Organic life is the antithesis of simplicity. Theologians, science historians, philosophers, scientists, and science writers have struggled through the decades to carve out a good definition of this cryptic term, but a lucid definition of life continues to evade even the brightest minds.
However one describes it, life truly is complex. An excellent example of how intricate life can be is found in the genome (the total genetic makeup of an organism or cell). In 1990, the ambitious Human Genome Project was initiated to identify and map the genes (DNA) of the human genome. A recent Nature article stated:
“We fooled ourselves into thinking the [human] genome was going to be a transparent blueprint, but it’s not,” says Mel Greaves, a cell biologist at the Institute of Cancer Research in Sutton, UK. Instead, as sequencing and other new technologies spew forth data, the complexity of biology has seemed to grow by orders of magnitude.1
In regard to genome complexity, biologist Remo Rohs and his colleagues wrote:
Genomes are composed of both protein-coding and nonprotein-coding DNA sequences. Cells have the remarkable ability to decipher the information that is incorporated in both types of sequences. Biologists, on the other hand, are currently unable to do what the cell does—to interpret nonprotein-coding DNA sequences.2
There are two domains within the “superkingdom” prokaryotes: the bacteria and the archaea (which resemble bacteria but have certain differences, such as the composition of their cell walls). Science has shown how naive the long-held assumption of “simple bacteria” is. Indeed, there is nothing simple about these tiny prokaryotes. A decade ago, ICR published an article outlining bacterial complexity.3 Not surprisingly, bacteria and other single-cell microbes continue to amaze biologists. A recent article in Microbe quoted naturalist (and outspoken anti-creationist) Edward O. Wilson as saying:
Ten billion bacteria live in a gram of ordinary soil….I need venture no farther than ten paces outside my laboratory building. The jaguars, ants and the orchids would still occupy distant forests in all their splendor, but now they would be joined by an even stranger and vastly more complex living world virtually without end.4
The article’s authors exclaimed:
We are just beginning to get a glimpse of how extremely complex the microbial world really is! Just attempting to tabulate the number of species present in any given location reveals this remarkable complexity.4
They are correct. The microbial world is “extremely complex.” Two German scientists said in regard to intracellular signaling in bacteria:
Despite the apparent simplicity of the basic signaling mechanisms, signal processing in bacteria can show a large degree of complexity. The magnitude of internal and external stimuli means that behavioral decisions must involve cross-regulation between individual sensory systems. At the same time, individual signals have to be insulated against unspecific cross talk to preserve the specificity of input-output relations.5
In the face of such enormous complexity, secular scientists must engage in “just-so” accounts of its origins. In regard to how bacteria respond to the vast assortment of environmental signals, six evolutionists said, “A wide range of signal perception modes have evolved.”6 This explains nothing. Neither does stating that membrane pores (channels) in microbes “have evolved to be usually closed (in an occluded conformation).”7 Scientists have never observed signal perception modes “evolving” or membrane channels “evolving” to be usually closed. Creationists maintain that the detailed conditions required for their very existence (life) were created “in the beginning.”

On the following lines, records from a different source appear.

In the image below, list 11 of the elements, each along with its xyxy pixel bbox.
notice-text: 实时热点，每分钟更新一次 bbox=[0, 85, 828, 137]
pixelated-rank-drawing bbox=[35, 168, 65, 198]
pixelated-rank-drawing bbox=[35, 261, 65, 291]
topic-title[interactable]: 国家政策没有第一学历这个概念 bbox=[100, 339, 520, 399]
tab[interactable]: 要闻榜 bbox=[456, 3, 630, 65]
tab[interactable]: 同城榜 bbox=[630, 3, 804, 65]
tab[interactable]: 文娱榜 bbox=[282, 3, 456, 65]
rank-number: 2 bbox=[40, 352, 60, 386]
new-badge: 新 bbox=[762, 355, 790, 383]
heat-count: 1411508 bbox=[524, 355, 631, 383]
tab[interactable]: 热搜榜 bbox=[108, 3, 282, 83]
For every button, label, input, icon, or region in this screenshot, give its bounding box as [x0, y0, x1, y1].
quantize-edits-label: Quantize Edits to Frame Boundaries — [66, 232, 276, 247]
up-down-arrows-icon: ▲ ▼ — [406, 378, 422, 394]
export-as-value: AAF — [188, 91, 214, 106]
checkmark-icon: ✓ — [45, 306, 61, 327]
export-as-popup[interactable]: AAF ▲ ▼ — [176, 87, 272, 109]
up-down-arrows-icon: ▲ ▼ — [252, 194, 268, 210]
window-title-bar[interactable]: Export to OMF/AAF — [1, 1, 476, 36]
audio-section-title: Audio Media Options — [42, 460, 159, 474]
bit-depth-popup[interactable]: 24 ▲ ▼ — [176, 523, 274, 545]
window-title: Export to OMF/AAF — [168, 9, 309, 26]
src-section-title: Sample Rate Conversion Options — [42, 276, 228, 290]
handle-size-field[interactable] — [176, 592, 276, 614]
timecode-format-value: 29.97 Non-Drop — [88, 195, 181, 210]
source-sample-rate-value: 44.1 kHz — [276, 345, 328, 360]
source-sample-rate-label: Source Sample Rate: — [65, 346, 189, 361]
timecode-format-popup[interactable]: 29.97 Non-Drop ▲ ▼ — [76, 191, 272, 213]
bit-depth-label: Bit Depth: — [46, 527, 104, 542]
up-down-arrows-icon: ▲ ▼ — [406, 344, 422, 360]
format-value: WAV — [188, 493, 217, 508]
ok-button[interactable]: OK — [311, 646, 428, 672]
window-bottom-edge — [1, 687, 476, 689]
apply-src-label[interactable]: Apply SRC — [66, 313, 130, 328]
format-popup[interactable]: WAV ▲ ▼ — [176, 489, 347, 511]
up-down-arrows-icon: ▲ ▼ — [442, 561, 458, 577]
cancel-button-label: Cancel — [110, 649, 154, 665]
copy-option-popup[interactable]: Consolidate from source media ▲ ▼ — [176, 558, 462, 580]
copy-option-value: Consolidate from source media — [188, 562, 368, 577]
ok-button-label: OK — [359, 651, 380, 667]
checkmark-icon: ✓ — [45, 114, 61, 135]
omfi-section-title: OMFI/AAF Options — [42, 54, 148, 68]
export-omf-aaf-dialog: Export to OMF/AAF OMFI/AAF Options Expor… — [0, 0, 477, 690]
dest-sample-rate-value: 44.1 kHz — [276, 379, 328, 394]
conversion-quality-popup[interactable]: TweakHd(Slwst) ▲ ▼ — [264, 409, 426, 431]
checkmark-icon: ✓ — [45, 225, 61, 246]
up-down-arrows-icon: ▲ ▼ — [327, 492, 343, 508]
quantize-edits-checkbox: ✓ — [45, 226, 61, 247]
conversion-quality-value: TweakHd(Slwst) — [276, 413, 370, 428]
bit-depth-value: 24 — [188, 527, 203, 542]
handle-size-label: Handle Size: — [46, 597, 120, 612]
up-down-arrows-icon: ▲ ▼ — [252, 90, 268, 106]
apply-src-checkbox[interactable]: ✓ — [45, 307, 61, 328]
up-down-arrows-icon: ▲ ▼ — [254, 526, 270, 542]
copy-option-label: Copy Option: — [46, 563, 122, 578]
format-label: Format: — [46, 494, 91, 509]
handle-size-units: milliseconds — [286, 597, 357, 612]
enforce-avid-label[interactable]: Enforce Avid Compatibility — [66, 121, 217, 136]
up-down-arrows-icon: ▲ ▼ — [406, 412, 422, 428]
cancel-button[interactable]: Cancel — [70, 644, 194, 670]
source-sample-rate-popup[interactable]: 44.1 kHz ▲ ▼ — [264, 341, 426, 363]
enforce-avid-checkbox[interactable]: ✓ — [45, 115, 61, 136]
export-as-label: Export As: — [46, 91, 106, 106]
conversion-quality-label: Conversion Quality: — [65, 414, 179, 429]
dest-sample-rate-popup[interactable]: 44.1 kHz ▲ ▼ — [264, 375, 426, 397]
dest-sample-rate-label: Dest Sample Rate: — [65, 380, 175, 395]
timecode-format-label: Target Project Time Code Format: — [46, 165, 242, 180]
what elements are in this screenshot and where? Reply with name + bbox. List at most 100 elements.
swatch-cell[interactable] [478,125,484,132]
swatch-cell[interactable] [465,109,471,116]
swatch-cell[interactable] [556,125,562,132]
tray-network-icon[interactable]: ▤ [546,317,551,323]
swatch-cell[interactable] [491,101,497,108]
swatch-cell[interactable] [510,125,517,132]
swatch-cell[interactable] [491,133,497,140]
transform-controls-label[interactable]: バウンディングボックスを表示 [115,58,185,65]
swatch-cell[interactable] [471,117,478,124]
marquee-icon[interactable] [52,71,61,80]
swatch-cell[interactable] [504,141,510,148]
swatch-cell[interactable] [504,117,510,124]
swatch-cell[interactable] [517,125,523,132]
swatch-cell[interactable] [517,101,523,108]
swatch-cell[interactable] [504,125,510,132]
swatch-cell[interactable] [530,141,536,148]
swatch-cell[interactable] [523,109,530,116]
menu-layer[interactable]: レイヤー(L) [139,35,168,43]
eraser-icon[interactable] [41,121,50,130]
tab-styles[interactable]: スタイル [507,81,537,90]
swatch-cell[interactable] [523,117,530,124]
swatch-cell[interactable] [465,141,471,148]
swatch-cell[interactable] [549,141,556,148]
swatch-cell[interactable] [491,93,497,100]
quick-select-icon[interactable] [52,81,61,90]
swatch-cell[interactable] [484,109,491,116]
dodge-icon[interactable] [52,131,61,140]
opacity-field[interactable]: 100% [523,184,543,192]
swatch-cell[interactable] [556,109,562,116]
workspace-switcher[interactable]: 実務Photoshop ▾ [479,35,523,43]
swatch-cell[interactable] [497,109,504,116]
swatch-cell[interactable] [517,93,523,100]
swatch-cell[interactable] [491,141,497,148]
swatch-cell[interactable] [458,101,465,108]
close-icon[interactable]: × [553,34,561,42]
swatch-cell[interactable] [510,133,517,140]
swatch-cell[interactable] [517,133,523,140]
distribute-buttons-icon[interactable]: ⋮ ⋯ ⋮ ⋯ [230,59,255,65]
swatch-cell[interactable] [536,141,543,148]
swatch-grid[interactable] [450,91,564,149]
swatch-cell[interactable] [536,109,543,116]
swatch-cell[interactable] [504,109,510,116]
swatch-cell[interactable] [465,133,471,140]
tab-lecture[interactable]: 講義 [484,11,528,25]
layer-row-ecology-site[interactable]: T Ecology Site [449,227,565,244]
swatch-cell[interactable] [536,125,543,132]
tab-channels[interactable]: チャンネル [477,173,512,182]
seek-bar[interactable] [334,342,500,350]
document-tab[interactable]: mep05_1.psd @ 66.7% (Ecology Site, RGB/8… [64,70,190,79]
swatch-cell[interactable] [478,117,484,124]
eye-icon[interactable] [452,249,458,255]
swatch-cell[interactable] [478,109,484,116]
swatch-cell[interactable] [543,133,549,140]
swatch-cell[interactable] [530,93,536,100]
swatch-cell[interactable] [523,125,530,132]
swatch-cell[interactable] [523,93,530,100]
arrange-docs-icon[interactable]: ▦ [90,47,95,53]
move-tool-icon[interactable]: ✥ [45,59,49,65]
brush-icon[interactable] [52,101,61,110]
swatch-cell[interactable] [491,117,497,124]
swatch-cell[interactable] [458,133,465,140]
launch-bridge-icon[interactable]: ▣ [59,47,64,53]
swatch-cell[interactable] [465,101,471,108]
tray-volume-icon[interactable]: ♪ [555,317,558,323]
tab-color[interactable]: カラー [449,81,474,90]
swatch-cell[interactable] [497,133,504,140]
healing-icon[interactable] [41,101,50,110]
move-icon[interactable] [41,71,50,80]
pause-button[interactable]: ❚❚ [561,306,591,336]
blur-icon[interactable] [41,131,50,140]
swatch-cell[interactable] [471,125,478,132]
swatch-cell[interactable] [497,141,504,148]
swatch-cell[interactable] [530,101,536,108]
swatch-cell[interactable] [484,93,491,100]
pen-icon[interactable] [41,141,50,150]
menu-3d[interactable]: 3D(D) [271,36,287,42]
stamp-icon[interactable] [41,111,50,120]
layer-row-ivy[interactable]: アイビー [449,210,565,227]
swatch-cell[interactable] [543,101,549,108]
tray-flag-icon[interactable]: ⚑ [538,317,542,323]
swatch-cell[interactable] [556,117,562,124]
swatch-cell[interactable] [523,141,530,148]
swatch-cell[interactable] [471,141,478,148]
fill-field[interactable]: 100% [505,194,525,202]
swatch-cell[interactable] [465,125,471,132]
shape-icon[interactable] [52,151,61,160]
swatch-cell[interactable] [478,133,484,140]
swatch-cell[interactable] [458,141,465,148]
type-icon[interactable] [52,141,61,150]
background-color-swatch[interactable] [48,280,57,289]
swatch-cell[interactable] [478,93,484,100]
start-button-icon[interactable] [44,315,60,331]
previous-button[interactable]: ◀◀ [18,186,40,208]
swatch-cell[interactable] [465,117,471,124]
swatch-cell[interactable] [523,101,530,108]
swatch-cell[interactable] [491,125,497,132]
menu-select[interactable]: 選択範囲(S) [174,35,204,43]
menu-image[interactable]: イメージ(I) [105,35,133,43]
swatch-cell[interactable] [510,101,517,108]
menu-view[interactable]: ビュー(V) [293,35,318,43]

- Hayden, E. C. 2010. Human genome at ten: Life is Complicated. Nature. 464: 664-667.
- Rohs, R. et al. 2010. Origins of Specificity in Protein-DNA Recognition. Annual Review of Biochemistry. 79: 233-269.
- Sherwin, F. 2001. Just How Simple Are Bacteria? Acts & Facts. 30 (2).
- Kolter, R. and S. Maloy. 2011. Darwin and Microbiology. Microbe. 6 (1).
- Kentner, D. and V. Sourjik. 2010. Use of Fluorescence Microscopy to Study Intracellular Signaling in Bacteria. Annual Review of Microbiology. 64: 373-390.
- Krell, T. et al. 2010. Bacterial Sensor Kinases: Diversity in the Recognition of Environmental Signals. Annual Review of Microbiology. 64: 539-559.
- Kung, C., B. Martinac and S. Sukharev. 2010. Mechanosensitive Channels in Microbes. Annual Review of Microbiology. 64: 313-329.
* Mr. Frank Sherwin is Senior Science Lecturer at the Institute for Creation Research.